March 1, 2011

Nice Twist: St. Petersburg’s Dalí Museum by HOK

A century ago, the Florida city of St. Petersburg elected to reserve its entire Tampa Bay waterfront for a public park dotted with cultural attractions. It was 80 years later that the Salvator Dalí Museum found itself occupying a nearby warehouse, and trustees decided that the collection’s 2,100 works by Salvador Dalí—the second-largest holding in the world—could benefit from better lighting, more space, and a water­front location with improved access to downtown.
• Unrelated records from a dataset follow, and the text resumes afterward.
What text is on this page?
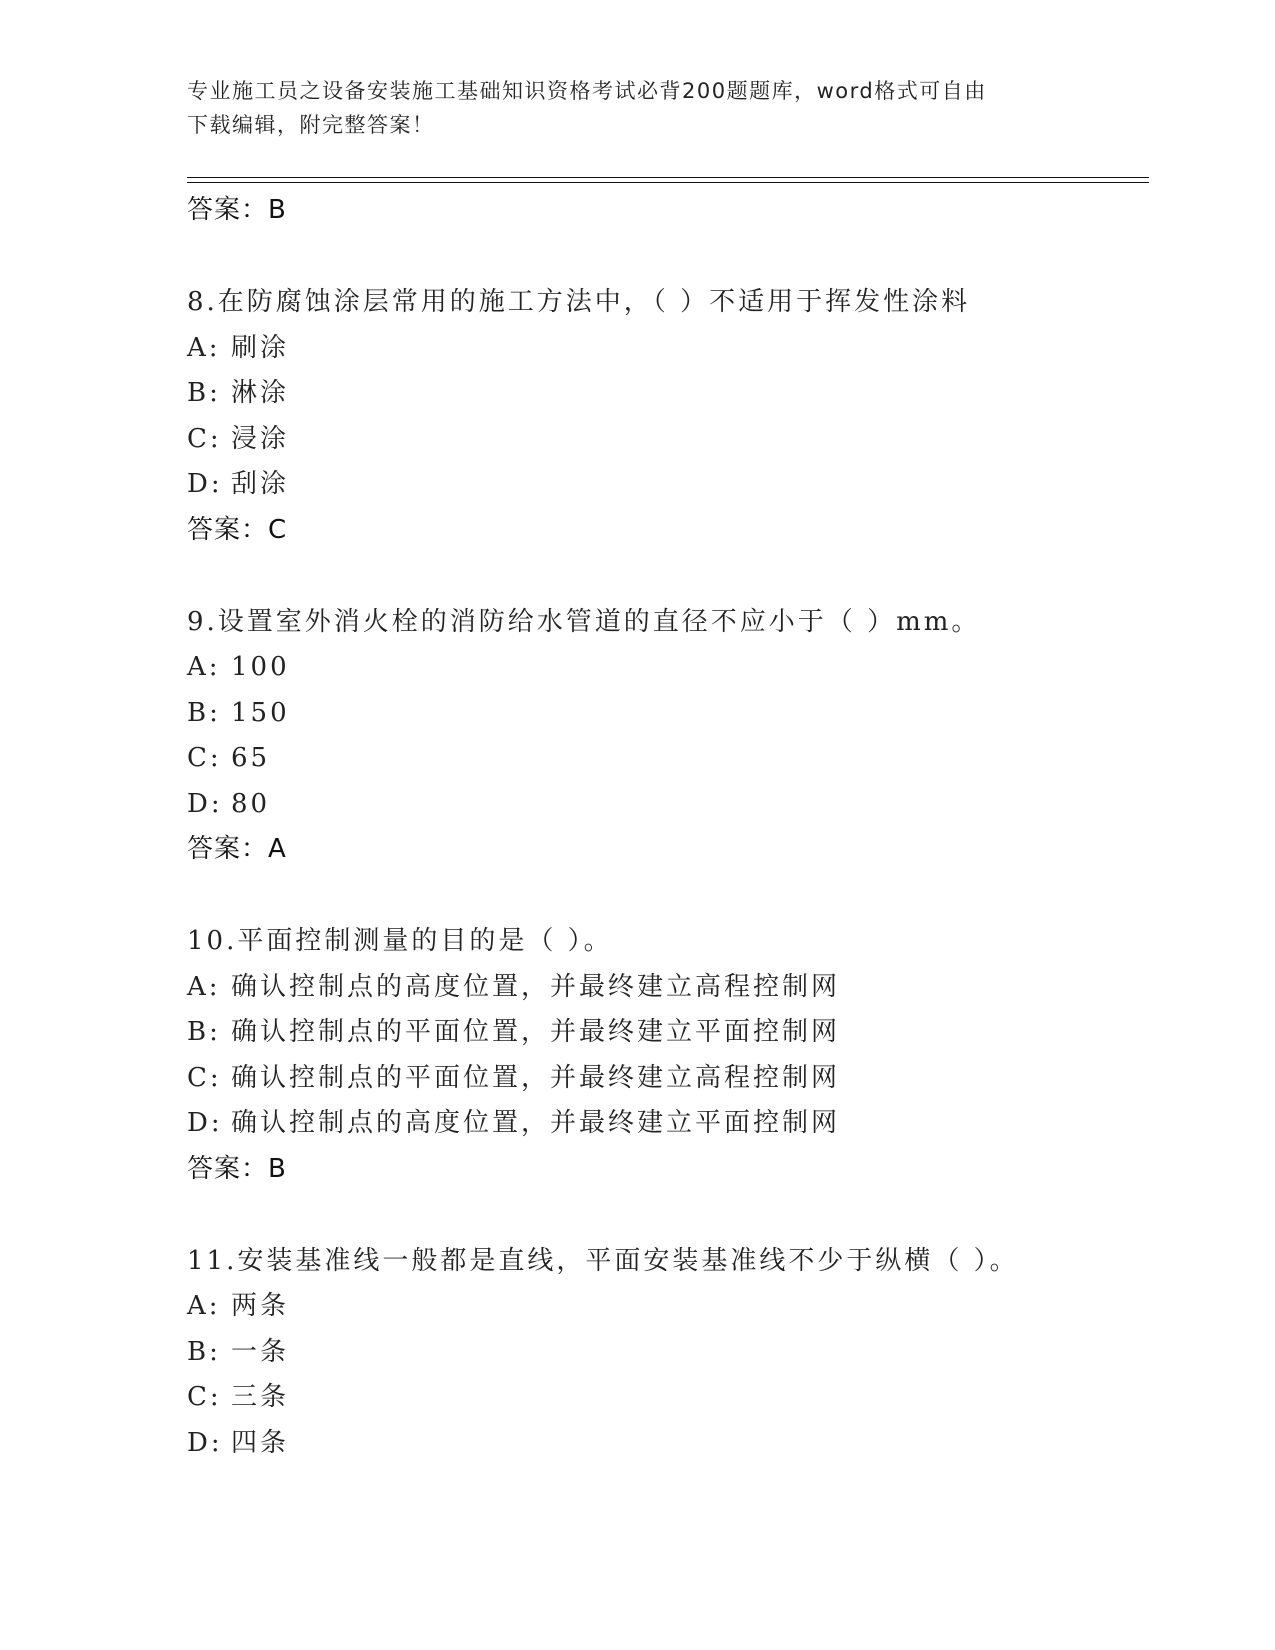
专业施工员之设备安装施工基础知识资格考试必背200题题库，word格式可自由
下载编辑，附完整答案！
答案：B
8.在防腐蚀涂层常用的施工方法中，（ ）不适用于挥发性涂料
A: 刷涂
B: 淋涂
C: 浸涂
D: 刮涂
答案：C
9.设置室外消火栓的消防给水管道的直径不应小于（ ）mm。
A: 100
B: 150
C: 65
D: 80
答案：A
10.平面控制测量的目的是（ ）。
A: 确认控制点的高度位置，并最终建立高程控制网
B: 确认控制点的平面位置，并最终建立平面控制网
C: 确认控制点的平面位置，并最终建立高程控制网
D: 确认控制点的高度位置，并最终建立平面控制网
答案：B
11.安装基准线一般都是直线，平面安装基准线不少于纵横（ ）。
A: 两条
B: 一条
C: 三条
D: 四条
Once the city leased the land, HOK began work on a building that doubled square footage to 68,000.

HOK Salvator Dalí Museum

The architecture is carefully scaled to the site, opposite a concert hall, and the massing of the city overall, but the two faceted glass bulges that emerge from an otherwise straightforward concrete box are surprising and enigmatic. “That was our way of acknowledging that the museum is for the best-known surrealist-without falling into trite, kitsch, obvious clichés, like melting clocks everywhere,” HOK design director Yann Weymouth says. “I wasn’t sure what the public would really think of it.” He didn’t have long to wait. Shortly after the museum was unveiled, a single-day record of 2,200 people walked into the lobby and up the concrete spiral staircase that references Dalí’s fascination with the DNA double helix.